In the Jewish tradition, the word for “strength” has also been bypassed and given alternative meanings. Some theologians have chosen to translate it as “wealth” or “possessions” instead of “strength.”
The Hebrew word (b’kol me’odekhah) has, at its root, a connotation of “extra” or “more.”
In this context, the verse may actually be referring to:
“loving God with all your heart, all your soul, and all the more that you are. … All the more commands the mending of relation, for it takes us beyond the conﬁnes of ego into the more of moving towards the neighbor. God confronts man with the demand to turn to his human neighbor, and in doing so, to turn back to God Himself.”¹
To love God with all your strength (or “more”) means that anything under your responsibility should be cultivated in love towards God.
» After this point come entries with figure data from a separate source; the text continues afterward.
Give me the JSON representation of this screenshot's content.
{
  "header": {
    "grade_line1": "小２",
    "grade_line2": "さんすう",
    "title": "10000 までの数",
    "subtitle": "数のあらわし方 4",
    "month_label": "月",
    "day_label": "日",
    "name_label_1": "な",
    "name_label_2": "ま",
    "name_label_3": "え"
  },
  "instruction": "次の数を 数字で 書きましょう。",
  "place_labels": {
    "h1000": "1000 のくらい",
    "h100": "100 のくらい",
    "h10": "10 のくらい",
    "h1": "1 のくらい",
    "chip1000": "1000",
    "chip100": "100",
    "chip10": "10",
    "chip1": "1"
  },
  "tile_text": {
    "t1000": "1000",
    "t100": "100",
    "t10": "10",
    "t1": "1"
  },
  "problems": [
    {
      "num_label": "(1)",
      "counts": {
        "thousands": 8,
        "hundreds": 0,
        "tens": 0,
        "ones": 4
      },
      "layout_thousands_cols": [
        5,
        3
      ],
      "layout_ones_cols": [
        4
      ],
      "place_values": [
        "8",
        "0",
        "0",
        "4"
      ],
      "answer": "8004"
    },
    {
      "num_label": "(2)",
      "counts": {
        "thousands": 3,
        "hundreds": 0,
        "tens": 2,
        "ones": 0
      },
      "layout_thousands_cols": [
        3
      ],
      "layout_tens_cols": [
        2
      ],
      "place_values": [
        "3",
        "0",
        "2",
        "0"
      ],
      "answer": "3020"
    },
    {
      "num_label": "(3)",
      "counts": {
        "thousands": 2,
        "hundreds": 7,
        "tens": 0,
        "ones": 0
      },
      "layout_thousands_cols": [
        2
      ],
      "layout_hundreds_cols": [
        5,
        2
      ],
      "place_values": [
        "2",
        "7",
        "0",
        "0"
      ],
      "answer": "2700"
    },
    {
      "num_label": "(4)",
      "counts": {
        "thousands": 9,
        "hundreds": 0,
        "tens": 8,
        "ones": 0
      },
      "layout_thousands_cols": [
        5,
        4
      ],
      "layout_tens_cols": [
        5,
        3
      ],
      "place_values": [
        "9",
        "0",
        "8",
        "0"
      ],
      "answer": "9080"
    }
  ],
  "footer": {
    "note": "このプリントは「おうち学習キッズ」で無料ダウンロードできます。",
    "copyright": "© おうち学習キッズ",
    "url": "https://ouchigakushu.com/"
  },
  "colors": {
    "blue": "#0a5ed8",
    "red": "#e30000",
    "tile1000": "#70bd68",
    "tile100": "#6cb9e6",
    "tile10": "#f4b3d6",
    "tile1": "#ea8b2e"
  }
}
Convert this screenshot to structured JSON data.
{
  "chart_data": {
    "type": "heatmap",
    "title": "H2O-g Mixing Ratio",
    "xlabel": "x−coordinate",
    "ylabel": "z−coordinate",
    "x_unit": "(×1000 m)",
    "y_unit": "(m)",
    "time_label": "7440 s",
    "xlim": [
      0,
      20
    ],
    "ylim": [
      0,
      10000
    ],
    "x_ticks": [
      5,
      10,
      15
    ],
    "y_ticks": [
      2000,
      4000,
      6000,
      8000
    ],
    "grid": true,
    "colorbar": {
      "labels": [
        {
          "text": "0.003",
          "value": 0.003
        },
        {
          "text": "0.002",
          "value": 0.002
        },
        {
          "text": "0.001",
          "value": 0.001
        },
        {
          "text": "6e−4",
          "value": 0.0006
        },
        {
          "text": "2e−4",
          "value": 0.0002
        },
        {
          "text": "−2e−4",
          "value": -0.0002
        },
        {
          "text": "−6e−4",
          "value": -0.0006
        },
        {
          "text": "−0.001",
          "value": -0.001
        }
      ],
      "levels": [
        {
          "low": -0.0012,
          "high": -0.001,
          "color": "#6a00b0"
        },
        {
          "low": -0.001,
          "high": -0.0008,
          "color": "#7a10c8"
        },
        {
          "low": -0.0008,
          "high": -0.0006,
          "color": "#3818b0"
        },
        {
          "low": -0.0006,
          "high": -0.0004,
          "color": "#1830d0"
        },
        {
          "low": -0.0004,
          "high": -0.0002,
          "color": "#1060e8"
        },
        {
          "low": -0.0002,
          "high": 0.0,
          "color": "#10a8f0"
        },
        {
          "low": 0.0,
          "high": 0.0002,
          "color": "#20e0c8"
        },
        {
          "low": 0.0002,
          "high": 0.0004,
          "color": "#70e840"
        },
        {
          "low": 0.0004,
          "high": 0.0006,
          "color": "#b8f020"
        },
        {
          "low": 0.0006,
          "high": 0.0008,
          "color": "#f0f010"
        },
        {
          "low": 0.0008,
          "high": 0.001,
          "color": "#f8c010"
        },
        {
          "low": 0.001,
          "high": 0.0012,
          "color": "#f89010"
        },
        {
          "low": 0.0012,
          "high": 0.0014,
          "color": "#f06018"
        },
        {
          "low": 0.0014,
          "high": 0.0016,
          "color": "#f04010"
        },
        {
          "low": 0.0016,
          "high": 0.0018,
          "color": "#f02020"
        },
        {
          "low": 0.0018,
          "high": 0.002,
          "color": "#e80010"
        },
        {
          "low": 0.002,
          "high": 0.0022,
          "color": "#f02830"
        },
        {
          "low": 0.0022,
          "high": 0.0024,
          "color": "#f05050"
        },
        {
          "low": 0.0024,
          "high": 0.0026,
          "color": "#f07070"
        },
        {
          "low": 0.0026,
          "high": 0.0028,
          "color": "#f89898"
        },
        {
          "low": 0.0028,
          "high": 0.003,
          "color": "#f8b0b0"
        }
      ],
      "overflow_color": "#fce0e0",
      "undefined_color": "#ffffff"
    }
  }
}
I have responsibilities towards my neighbor, my community, my money, possessions and actions. And in all of these, I cultivate all my powers that I may love God in purity and earnest.
Therefore, the message and commandment of this verse is not merely to love God with your whole self. God is commanding us to love him with all that we are, in all of our existence, and beyond. If the command was only “Love God with your heart, soul, and mind,” we would be left with a love for God that exists inwardly. Even though this inward love can be expressed outwardly, it is not existent outwardly.
By adding “strength” it becomes a command that is essentially communal, to have your love for God literally live outside of you as well. In between you and your neighbor is where this love for God originates and is found. It is like pouring water from your own glass into a fountain where anyone can come and drink. When we give a hungry man food we are not simply showing him our love for him and God — we are helping Godʼs love exist in a new place.
Our love for God becomes something that is beyond us, it is out there. Hence, Johnʼs insistence that to love God, you must love your brother!² A love for God that does not exist outside of ourselves, is not a complete love for God.
We need to begin to see our love for God in this light. It is not simply the idea of expressing to others our love for God in our hearts. It is understanding that our love for God cannot exist unless it exists in our relationships with others.
¹Morgan, Michael L.; Pollock, Benjamin. Philosopher As Witness. SUNY Press 2008. 158.